I then moved onto the initial work for the next Foucault book, The Archaeology of Foucault, discussing the 1962-69 period, and waited to see what would happen with travel restrictions and libraries reopening. There was a short period when you could travel to France and return to the UK without quarantine, when the Bibliothèque nationale was open, so I had a week there. I’ve already said a bit about this work in an update on The Archaeology of Foucault, but essentially I was able to work with the material I needed, and finish the relevant section of the manuscript. I’m so glad I made that trip when I did, as I had to cancel another planned trip in September due to reimposed quarantine on return, and it’s not at all clear when I will be able to get back again – both because of travel restrictions and now being in term-time.

The reader reports and editorial comments came in early September, and so I’ve spent the past few weeks revising the manuscript to address them. While one was extremely positive, the other indicated some parts which worked less well. In particular, I reworked the first chapter completely. This chapter is on Foucault’s time studying in Paris from the end of the war until 1951. It covers what he heard in lectures, his diploma thesis on Hegel, and the agrégation, and discusses his teachers including Louis Althusser, Jean Beaufret, Jean Hyppolite, Maurice Merleau-Ponty, Jean Wahl, and others. It also discusses his relation to other formative figures in this period, including Jacques Lacan and Georges Canguilhem. But the chapter was a bit list-like, proceeding largely name by name, and didn’t have a strong narrative thread. I tried a different version where the account was more chronological, but this didn’t work, before settling on one which was more thematic. 

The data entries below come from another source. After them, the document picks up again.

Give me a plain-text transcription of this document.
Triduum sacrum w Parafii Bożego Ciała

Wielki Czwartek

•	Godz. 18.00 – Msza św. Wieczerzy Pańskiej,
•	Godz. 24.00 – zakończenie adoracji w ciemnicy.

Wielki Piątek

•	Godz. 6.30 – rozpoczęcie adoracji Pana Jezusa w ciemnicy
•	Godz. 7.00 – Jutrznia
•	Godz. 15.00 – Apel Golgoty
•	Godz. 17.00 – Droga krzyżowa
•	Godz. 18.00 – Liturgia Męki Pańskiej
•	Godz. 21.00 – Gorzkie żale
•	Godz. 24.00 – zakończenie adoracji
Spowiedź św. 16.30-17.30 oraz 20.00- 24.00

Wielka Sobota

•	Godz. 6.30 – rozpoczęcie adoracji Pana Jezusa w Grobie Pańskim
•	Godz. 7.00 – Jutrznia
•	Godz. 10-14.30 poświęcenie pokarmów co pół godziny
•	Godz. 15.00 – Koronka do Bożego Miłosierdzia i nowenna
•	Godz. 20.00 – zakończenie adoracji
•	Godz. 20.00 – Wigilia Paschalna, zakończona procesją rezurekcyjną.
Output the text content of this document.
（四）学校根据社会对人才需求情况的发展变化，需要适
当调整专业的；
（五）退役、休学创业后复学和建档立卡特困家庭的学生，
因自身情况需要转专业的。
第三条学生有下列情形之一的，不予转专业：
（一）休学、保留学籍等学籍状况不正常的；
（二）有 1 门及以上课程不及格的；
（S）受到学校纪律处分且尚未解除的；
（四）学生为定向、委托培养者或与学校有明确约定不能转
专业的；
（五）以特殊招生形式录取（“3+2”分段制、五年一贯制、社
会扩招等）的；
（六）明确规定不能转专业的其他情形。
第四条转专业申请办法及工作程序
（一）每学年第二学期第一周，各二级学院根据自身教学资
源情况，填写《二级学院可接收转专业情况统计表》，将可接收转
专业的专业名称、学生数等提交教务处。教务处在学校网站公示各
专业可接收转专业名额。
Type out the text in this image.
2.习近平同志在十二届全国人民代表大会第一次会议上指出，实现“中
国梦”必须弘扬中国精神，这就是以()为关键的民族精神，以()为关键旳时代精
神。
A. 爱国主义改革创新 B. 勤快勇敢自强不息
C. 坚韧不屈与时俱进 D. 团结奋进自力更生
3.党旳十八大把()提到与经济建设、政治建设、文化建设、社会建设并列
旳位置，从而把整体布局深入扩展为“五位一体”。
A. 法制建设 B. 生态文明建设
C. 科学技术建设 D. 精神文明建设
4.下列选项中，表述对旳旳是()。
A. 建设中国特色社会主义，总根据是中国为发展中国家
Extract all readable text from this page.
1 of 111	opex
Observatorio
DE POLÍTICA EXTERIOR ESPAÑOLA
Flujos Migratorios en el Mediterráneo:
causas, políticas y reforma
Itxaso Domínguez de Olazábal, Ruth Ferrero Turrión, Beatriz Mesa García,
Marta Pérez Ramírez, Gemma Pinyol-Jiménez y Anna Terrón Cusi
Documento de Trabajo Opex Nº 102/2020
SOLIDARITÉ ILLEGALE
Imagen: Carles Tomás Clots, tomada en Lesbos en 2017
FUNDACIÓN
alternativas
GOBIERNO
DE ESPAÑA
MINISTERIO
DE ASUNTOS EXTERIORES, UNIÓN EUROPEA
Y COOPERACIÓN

Elsewhere there was a bit of reorganisation of material, some cuts to the long discussion of Maladie mentale et personnalité and a lot of more minor changes. I also developed the book’s Coda to recapitulate some of the key themes in previous chapters, and to link more strongly through to what will be discussed in The Archaeology of Foucault, and what I did in Foucault: The Birth of Power and Foucault’s Last Decade. Beginning the work on The Archaeology of Foucault while this manuscript was still in process was a bit strange – I’d have preferred to complete one before really beginning the other – but it’s been helpful in terms of making them work together. Two friends generously read this manuscript at a late stage and made some really helpful suggestions, as well as giving me a confidence boost which helped with the final push to completion. And in the very last days I was given access to something I’ve wanted for a long time.

The final table of contents for The Early Foucault will just have the chapter titles, but the expanded contents list follows, and should give an idea of what I discuss:

The Early Foucault – expanded table of contents

The book is now in production, and we’re hoping for publication in summer 2021. It’s certainly been the hardest of the Foucault books to write – and I’d have said this before the complications of its final stages. It’s taken me to archives in five countries; libraries there and elsewhere to find some really obscure sources; required me to employ some researchers to read material I couldn’t otherwise have accessed, in Swedish, Polish, and Portuguese, and for help with archives in Hamburg; and to spend a lot of time tracking down the smallest scraps of information. 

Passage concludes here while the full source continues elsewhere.